HapMap data have several additional roles in the analysis of disease-association studies using fixed marker sets. For example, the high-quality haplotype information within the Phase II HapMap can be used to aid the phasing of genotype data from new samples because additional haplotypes are likely to be locally very similar to at least one haplotype in the Phase II data. By a similar argument, missing genotypes can potentially be inferred through comparison to the Phase II haplotypes. Genotypes may be missing either because of genotyping failure or because the SNP was not assayed within the experiment. Therefore, the HapMap haplotypes provide a way of in silico genotyping Phase II SNPs that were not included in the experiment.

Although there is no clear consensus yet about the role of SNP imputation in the analysis of genome-wide association studies, high imputation accuracy can be achieved using model-based methods19-23 and can lead to an increase in power23,24. To illustrate the possibilities, in the 500-kb HapMap ENCODE region on 8q24.11 (Supplementary Fig. 5) we evaluated imputation of Phase II SNPs from the Affymetrix GeneChip 500K array. To do this, we used a leave-one-out procedure to assess the accuracy of genotype prediction in the YRI. For SNPs with MAF≥0.2, the average maximum r2 to a typed SNP in the region is 0.59 compared to an average genotype prediction r2 of 0.86. Furthermore, whereas 44% of such SNPs in the region have no single-marker proxy with r2≥0.5, fewer than 6% of the SNPs have a genotype imputation accuracy of r2<0.5, establishing that accurate imputation can be achieved even in the population where linkage disequilibrium is the weakest.

New insights into linkage disequilibrium structure

The paradigm underlying association studies is that linkage disequilibrium can be used to capture associations between markers and nearby untyped SNPs. However, the Phase II HapMap has revealed several properties of linkage disequilibrium that illustrate the full complexity of empirical patterns of genetic variation. Two striking features are the long-range similarity among haplotypes, and SNPs that show almost no linkage disequilibrium with any other SNP.

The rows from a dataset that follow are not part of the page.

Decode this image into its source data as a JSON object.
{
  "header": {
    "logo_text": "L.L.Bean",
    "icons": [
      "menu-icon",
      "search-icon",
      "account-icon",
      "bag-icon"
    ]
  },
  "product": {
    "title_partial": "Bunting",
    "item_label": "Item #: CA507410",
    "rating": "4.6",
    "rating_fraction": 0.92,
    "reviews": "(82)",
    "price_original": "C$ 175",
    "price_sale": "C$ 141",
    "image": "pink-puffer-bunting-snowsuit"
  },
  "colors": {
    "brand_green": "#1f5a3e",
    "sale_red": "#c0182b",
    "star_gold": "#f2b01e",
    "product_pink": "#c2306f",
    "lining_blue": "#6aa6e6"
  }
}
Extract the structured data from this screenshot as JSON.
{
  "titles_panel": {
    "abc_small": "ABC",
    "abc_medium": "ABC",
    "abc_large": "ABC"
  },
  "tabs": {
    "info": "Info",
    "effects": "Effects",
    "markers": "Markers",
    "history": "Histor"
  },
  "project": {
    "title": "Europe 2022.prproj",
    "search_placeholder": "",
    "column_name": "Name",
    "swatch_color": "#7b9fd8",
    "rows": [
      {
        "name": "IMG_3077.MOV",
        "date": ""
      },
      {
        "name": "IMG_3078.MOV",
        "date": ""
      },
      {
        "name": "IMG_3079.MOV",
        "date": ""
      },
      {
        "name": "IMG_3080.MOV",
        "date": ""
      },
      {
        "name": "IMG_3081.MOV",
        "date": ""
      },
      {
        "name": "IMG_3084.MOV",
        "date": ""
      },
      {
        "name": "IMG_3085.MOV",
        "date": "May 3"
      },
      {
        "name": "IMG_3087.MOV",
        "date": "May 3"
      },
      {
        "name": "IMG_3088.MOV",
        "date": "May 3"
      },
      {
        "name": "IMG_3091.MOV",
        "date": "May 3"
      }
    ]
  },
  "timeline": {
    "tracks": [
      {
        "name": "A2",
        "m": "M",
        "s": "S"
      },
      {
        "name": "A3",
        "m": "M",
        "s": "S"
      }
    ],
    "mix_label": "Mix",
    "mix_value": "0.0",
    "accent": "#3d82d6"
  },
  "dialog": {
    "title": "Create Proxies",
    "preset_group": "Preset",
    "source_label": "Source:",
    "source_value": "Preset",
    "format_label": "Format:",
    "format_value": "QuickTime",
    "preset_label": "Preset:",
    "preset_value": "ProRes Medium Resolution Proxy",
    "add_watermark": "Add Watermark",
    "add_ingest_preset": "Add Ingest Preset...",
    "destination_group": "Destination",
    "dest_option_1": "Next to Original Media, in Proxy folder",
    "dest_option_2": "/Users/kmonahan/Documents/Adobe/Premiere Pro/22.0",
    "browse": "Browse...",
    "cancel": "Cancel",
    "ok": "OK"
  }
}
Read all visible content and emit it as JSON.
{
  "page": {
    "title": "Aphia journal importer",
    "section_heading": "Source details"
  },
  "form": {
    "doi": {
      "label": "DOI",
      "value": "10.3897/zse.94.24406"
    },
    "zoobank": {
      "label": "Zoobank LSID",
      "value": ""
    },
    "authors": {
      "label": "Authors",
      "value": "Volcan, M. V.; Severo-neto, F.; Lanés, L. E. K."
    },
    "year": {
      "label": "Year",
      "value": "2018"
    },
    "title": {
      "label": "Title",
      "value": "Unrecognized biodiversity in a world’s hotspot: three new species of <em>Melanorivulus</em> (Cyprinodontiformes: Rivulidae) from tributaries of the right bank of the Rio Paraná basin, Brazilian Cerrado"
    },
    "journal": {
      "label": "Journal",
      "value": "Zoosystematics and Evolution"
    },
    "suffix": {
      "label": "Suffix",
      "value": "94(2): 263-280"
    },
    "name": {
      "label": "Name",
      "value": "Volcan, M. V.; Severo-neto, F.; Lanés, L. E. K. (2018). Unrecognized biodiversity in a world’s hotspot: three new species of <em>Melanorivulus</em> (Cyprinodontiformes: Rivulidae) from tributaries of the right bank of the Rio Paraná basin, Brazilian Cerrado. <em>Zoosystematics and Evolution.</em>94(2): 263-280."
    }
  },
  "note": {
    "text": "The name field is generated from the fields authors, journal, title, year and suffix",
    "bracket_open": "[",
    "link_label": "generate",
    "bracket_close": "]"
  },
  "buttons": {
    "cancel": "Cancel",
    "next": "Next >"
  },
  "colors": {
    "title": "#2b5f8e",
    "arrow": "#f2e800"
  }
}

The extent of recent common ancestry and segmental sharing

A simplified view of linkage disequilibrium is that genetic variation is organized in relatively short stretches of strong linkage disequilibrium (haplotype blocks), each containing only a few common haplotypes and separated by recombination hotspots across which little association remains25. Although this view has heuristic value, if chromosomes share a recent common ancestor then similarity between chromosomes can extend over considerable genetic distance and span multiple recombination hotspots26. The extent of such recent ancestry in the four populations surveyed here has not been characterized previously. Therefore we identified stretches of identity between pairs of chromosomes, both within and across individuals, reflecting autozygosity and identity-by-descent (IBD) (Fig. 3a). After first checking for stratification within each analysis panel (see Supplementary Text 3; none was found for YRI, CEU and JPT, and only small stratification was found for CHB), we calculated genome-wide probabilities of sharing 0, 1 or 2 chromosomes identical by descent for each pair of individuals (see Supplementary Text 4). In addition to identifying a few close relationships (as reported in HapMap Phase I3), we estimate that, on average, any two individuals from the same population share approximately 0.5% of their genome through recent IBD (Table 5). Using a hidden Markov model approach27 (see Supplementary Text 5), we searched for such shared segments over 1-megabase (Mb) long and containing at least 50 SNPs, after first pruning the list of SNPs to remove local linkage disequilibrium. We find that 10–30% of pairs in each analysis panel share regions of extended identity resulting from sharing a common ancestor within 10–100 generations. These regions typically span hundreds of SNPs and can extend over tens of megabases (Table 5).

Figure 3
The extent of recent co-ancestry among HapMap individuals
Table 5
Relatedness, extended segmental sharing and homozygosity

Similarly, extended stretches of homozygosity are indicative of recent inbreeding within populations28,29. Although short runs of homozygosity are commonplace, covering up to one-third of the genome and showing population differences reflective of ancient linkage disequilibrium patterns (Table 5 and Fig. 3b), very long homozygous runs exist that are clearly distinct from this process. Including two JPT individuals who have unusually high levels of homozygosity (NA18987 and NA18992) and one CEU individual (NA12874), we identified 79 homozygous regions over 3 Mb in 51 individuals, with many segments extending over 10 Mb (Supplementary Tables 7 and 8). Segments intersecting with suspected deletions were first removed from the analysis (Supplementary Text 6).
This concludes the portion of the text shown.